Monday, 8 December 2014

Week 11 and counting…..

It’s probably been the quietest week so far from a travelling perspective, although that doesn’t stop the emails coming in thick and fast – (approximately 50 – 60 per day).  Only one trip to the “big-smoke” on Thursday afternoon for a meeting, the Equine Insurance Forum (EIF), with representatives from the insurance industry, including KBIS, NFU, SEIB, E&L etc..  The meeting was held on the 15th floor at Catlin Insurance, situated in the heart of The City – what a vista - and the insurers are crying poverty: I wonder how many responses that comment will get?

The “insurers” had already had a meeting in the morning, which included one of their veterinary advisors, who was also present at our meeting, Paul Farrington MRCVS, who I haven’t seen for some time.  The seating arrangements did confer a feeling of us (David M, Huw Griffiths and me) at one end and them (including Paul F) at the other – whose side is Paul on I ask?

There were many issues raised, including the discussion points raised on EVG earlier in the year, which at the time came across as quite a “full-on” insurance bashing session.

Owners tend to compare horse insurance with their car insurance, which as the facts below indicate, is comparing apples with oranges.
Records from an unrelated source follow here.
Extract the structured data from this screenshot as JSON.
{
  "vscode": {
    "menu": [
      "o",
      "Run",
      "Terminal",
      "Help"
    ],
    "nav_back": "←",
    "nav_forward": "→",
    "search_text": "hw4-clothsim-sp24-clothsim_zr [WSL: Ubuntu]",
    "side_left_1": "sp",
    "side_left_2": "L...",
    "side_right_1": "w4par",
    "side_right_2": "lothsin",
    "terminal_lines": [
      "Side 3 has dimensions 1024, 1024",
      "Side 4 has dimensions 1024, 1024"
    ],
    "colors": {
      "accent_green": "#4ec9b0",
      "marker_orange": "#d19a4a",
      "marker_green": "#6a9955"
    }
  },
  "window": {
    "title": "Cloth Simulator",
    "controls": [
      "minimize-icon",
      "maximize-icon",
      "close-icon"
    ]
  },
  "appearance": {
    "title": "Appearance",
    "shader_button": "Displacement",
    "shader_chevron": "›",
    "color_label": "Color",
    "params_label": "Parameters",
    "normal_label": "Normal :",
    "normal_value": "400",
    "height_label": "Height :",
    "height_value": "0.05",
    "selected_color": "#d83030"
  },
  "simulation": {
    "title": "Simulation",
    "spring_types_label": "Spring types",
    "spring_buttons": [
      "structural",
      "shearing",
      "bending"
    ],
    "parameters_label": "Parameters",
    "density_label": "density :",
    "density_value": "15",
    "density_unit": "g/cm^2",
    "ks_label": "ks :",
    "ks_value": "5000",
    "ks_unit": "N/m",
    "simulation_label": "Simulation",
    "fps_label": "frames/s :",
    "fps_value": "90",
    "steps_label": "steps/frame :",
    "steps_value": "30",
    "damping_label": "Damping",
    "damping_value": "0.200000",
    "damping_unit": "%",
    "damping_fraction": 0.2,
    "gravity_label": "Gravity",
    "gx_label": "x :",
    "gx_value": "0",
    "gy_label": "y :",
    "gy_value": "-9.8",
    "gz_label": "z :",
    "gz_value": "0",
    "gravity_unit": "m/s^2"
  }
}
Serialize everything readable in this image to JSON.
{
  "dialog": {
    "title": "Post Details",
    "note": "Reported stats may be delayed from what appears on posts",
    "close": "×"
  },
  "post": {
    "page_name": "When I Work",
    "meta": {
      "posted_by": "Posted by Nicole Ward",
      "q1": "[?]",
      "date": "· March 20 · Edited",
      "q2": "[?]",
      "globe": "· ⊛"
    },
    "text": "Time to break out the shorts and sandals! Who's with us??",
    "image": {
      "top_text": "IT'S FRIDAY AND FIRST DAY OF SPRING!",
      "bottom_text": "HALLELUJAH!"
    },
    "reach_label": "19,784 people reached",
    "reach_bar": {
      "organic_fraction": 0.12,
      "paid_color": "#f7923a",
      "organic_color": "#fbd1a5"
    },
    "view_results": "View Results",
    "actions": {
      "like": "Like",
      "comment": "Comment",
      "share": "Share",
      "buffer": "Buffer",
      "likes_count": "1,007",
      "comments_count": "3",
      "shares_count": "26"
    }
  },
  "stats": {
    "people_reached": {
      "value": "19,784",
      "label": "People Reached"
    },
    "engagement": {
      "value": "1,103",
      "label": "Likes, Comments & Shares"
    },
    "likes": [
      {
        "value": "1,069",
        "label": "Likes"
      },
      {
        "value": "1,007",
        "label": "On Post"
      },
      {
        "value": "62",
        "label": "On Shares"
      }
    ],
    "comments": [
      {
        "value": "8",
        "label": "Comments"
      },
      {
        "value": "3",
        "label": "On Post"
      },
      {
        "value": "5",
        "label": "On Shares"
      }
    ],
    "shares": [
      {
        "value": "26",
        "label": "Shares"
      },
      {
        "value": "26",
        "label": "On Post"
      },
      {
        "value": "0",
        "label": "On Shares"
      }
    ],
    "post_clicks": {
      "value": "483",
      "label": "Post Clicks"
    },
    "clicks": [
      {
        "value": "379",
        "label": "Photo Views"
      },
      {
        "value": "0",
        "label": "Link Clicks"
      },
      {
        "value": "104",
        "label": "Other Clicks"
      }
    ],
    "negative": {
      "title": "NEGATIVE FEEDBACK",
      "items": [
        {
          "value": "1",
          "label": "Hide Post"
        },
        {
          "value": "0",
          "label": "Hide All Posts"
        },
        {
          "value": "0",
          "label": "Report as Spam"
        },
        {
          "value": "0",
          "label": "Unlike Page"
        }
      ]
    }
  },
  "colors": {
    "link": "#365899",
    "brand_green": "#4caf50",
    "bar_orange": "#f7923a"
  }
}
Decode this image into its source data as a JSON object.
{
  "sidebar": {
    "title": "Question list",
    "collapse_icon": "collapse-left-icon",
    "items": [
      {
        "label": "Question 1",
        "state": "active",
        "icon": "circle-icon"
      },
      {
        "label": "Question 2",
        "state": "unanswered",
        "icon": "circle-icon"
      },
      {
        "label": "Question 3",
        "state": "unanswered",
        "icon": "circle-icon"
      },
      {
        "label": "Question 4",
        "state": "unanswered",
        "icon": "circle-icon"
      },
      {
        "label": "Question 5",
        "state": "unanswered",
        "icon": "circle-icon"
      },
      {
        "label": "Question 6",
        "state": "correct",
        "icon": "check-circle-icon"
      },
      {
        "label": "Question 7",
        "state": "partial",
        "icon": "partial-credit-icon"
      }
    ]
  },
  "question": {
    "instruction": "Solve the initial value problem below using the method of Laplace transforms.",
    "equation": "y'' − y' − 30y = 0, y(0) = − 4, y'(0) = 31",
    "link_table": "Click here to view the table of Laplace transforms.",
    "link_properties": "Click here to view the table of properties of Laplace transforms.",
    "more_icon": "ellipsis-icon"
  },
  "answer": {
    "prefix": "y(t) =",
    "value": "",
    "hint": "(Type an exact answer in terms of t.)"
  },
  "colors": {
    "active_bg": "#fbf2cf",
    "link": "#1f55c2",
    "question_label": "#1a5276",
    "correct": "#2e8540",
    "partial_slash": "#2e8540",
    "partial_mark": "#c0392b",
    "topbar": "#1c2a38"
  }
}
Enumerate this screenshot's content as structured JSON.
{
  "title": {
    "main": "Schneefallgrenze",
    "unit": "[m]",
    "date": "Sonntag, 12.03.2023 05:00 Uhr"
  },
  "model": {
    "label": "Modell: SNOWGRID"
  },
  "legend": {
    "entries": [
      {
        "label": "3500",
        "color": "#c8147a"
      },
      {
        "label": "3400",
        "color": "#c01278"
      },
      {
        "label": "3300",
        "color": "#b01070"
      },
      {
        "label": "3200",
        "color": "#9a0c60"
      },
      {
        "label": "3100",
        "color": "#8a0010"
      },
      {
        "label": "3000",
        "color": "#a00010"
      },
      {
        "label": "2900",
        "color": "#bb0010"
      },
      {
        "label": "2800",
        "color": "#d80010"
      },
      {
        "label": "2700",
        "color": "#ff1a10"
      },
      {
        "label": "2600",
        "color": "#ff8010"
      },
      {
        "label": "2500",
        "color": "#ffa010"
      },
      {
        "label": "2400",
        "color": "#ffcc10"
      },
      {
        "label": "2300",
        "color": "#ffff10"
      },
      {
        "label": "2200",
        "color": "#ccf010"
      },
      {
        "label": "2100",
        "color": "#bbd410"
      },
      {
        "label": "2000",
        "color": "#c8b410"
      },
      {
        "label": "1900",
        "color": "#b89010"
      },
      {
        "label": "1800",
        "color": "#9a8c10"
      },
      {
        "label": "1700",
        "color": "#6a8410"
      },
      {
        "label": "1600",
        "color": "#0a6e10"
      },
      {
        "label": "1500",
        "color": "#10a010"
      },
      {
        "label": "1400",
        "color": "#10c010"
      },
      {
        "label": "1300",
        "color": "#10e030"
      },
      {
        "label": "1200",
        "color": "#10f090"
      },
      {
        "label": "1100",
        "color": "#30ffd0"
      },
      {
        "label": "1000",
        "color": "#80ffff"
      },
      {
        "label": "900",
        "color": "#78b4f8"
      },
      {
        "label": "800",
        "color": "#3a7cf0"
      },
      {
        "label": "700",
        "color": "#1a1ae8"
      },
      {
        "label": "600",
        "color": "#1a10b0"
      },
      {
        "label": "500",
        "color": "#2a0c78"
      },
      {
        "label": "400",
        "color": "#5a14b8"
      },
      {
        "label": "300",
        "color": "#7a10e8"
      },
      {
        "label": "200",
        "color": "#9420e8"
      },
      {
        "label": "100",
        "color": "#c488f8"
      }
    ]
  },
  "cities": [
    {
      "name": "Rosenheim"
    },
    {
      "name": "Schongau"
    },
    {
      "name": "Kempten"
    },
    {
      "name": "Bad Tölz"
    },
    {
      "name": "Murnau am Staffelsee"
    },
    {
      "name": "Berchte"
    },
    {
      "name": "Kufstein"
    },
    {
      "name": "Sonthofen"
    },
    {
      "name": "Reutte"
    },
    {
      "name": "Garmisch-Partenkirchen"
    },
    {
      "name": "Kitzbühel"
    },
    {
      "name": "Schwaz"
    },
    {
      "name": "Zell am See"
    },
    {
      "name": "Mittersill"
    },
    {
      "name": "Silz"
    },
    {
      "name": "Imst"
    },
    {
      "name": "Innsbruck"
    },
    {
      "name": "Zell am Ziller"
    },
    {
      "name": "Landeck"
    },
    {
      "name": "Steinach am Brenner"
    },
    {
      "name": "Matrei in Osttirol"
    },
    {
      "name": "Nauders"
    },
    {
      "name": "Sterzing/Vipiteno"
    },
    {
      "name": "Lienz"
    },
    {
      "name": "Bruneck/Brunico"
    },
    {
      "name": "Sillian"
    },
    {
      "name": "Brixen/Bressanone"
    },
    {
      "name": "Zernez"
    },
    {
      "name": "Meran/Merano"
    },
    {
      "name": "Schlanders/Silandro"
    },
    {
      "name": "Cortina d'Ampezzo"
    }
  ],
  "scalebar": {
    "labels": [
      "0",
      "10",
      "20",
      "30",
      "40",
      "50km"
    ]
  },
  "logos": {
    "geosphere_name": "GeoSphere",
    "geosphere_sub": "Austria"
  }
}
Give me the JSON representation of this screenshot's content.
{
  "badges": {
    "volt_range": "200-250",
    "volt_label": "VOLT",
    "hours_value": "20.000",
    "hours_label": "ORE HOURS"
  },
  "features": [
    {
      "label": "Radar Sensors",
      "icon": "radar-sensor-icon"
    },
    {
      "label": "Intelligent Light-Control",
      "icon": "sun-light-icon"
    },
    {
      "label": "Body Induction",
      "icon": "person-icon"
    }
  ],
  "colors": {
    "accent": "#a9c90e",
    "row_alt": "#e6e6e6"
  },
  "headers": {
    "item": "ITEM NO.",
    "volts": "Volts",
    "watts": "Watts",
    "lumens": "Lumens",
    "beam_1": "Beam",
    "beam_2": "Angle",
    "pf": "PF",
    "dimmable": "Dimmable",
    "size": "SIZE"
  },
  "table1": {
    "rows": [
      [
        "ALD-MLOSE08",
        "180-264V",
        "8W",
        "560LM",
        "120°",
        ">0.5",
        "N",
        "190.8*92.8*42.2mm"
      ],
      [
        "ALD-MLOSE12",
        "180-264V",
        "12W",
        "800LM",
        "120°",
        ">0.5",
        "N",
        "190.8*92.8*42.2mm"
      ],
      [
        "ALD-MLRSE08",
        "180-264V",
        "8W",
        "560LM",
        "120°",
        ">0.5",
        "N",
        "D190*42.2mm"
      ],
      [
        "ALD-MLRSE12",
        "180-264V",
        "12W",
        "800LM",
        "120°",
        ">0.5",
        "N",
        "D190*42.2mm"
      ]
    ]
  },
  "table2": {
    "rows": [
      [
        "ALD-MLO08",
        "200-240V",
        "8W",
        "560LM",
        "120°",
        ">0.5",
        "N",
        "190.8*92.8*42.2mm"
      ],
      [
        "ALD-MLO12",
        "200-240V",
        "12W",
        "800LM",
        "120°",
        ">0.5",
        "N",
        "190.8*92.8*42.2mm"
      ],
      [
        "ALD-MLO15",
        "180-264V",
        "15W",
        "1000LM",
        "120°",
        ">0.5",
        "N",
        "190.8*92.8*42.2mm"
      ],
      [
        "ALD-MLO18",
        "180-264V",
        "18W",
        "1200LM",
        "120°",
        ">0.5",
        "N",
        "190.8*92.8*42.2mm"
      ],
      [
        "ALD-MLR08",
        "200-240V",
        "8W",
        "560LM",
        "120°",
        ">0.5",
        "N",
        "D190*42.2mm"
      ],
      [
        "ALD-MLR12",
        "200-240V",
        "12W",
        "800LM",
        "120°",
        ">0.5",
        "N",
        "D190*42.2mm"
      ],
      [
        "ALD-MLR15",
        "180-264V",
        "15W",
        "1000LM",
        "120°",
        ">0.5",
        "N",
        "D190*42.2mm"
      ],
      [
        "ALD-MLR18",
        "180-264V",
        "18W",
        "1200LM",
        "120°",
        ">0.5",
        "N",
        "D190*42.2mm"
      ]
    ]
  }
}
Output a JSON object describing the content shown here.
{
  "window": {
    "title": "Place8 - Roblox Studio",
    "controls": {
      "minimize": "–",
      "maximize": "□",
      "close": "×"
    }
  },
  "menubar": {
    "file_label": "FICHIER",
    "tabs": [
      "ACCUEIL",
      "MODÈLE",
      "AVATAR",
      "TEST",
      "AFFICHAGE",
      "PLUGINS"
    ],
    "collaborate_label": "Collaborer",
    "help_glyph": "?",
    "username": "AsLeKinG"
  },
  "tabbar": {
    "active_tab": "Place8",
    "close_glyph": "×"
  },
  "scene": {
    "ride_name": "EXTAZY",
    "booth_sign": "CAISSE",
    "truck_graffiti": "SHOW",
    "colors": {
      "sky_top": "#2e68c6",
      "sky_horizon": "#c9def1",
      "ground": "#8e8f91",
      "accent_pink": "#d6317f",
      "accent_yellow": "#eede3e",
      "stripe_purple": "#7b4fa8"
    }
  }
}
Equine Insurance Key Facts:

-                          approximately 1 in 4/5 Vet Fee policy holders makes a claim per annum, which is far higher than any other policy type, e.g. car insurance is approximately 1 in 100….I bet I’m higher than that.
-                          The average claim is approximately £1750
-                          85 – 90% of Vet Fees is on diagnostics
-                          Car insurance doesn’t cover for mechanical repairs, which would I suppose is equivalent to a fracture repair or colic surgery.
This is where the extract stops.